Investment in carbon industry increasingly exposed to environmental risks

Investment in carbon industry increasingly exposed to environmental risks

Ignoring environment-related risks could trigger the next financial crisis. Oil companies and other carbon industry investors are exposed to some $7 bn in liabilities as a result of investing in “stranded assets.”

Environment-related risks such as climate change have traditionally been poorly integrated into investment decision-making. This is about to change, however, with ever more asset owners and managers realising the harmful effects of global warming on their fossil fuel based-investments, that is investments into CO2-intensive production.

A worrisome scenario – the “carbon bubble” – is set to occur if capital markets take no action to stop mispricing carbon, a by-product of energy production that has been merely seen as an “external cost” in most contemporary economic models.

If the world were to adhere to its goal to reduce green house emission by 2 percent by 2050, most of the world’s total oil, gas and coal reserves would be deemed unburnable. Listed companies would see their carbon budget shrink to roughly one fourth of its current size of 762Gt CO2, rendering most of their assets worthless and causing a massive market loss of $7bn due to overvaluation of asset prices.

While a bursting carbon bubble could pose a serious threat to the owners and managers of environmentally unsustainable assets, investors have yet to start shifting money out of the sector. Instead, the industry continues to pour large amounts of money into exploiting new reserves, which they believe could amount to roughly four times the reserves that are currently listed.

The reason for why companies hesitate to shift strategy might lie in the fact that markets seem to bet against the world’s ability to place binding restrictions on greenhouse gas emission. In fact, last week, the European Commission announced its plan to revise its green energy targets, allowing member states to set their own goals for promoting renewable energies.

However, non-performing assets, or “stranded assets”, in oil, gas and coal companies could force down stock prices and thus cause losses to investors holding positions in these companies.

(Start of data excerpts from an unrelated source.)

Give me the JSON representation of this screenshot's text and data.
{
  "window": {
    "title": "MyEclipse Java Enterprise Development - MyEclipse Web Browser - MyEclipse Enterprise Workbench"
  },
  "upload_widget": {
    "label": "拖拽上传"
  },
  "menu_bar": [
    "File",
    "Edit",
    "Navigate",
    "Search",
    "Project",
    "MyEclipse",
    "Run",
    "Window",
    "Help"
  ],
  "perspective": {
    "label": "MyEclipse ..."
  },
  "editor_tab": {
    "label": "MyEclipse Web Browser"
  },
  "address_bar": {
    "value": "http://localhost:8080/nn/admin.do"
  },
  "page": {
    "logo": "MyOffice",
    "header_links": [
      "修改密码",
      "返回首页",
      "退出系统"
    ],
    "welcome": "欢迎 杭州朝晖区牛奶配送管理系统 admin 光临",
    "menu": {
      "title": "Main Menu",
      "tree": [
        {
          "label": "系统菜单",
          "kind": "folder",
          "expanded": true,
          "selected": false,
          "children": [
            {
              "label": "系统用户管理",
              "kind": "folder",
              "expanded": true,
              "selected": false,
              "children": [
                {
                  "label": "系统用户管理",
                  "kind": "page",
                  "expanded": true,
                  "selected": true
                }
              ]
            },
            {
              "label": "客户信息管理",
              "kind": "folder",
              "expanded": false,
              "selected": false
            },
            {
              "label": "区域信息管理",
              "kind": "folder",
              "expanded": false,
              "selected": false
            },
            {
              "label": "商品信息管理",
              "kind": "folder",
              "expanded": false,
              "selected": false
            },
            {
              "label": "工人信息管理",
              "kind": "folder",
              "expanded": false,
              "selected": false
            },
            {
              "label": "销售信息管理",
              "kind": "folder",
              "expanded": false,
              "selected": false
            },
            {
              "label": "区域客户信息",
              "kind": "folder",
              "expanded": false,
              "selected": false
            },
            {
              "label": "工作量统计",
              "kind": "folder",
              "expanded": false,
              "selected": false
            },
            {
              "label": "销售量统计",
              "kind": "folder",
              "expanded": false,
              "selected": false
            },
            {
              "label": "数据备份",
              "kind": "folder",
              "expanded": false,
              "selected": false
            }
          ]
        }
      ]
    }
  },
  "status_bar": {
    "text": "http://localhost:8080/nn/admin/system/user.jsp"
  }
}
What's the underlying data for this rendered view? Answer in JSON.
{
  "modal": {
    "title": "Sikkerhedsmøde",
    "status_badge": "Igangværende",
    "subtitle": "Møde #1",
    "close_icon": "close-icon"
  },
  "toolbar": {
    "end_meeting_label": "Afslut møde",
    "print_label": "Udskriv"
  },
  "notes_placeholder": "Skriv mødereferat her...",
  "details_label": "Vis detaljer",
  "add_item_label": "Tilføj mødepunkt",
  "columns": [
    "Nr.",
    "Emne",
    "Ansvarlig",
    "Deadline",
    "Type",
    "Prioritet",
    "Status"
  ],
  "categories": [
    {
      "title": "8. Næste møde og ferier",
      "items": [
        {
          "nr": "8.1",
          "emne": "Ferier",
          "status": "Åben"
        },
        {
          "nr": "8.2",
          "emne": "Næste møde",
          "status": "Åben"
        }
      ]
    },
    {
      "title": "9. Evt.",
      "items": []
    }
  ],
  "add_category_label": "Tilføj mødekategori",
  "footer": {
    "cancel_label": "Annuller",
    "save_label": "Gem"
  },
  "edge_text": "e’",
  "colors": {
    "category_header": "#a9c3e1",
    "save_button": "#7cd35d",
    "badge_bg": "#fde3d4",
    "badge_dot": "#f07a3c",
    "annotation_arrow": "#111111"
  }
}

The consequences of future losses are already being felt in countries with a traditionally vast coal industry, such as Australia. The country is increasingly exposed to demand-side changes, which are directly linked to environment-related factors. Exports to China, the main buyer of Australian coal, have declined steadily over recent years, pushing prices down and costs up, and further worsening the outlook for the country’s mining sector.

Large institutional investors, such as pension funds, are particularly exposed to carbon asset risk. As these investors usually deploy passive index tracking strategies as part of their investment rationale, stranded assets could make up 10 to 30 percent of portfolio risks. Fortunately, there is a way to avoid a potential financial crisis.

Regulators have called on large asset managers to fulfil their fiduciary duty and minimise their exposure to environment-related risks by pulling their customers’ money out of risky assets and investing into clean energy companies instead. At a UN summit held in New York last week, representatives of the wealth management industry announced their goal to promote annual investments into the green economy by $1bn – notwithstanding the recent decline in renewable investments. Bankers have also stressed the need to develop financial vehicles, which would allow both institutional and retail investors to fund green projects.

Such steps are crucial – and there is light at the end of the tunnel. According to MSCI, a US-based investment provider, integrating environmental, social and governance (ESG) analysis into the investment process has become a major theme in the industry and is set to gain in importance over the next years. Alternative fixed-income products, such as green bonds, could even be the trend for 2014.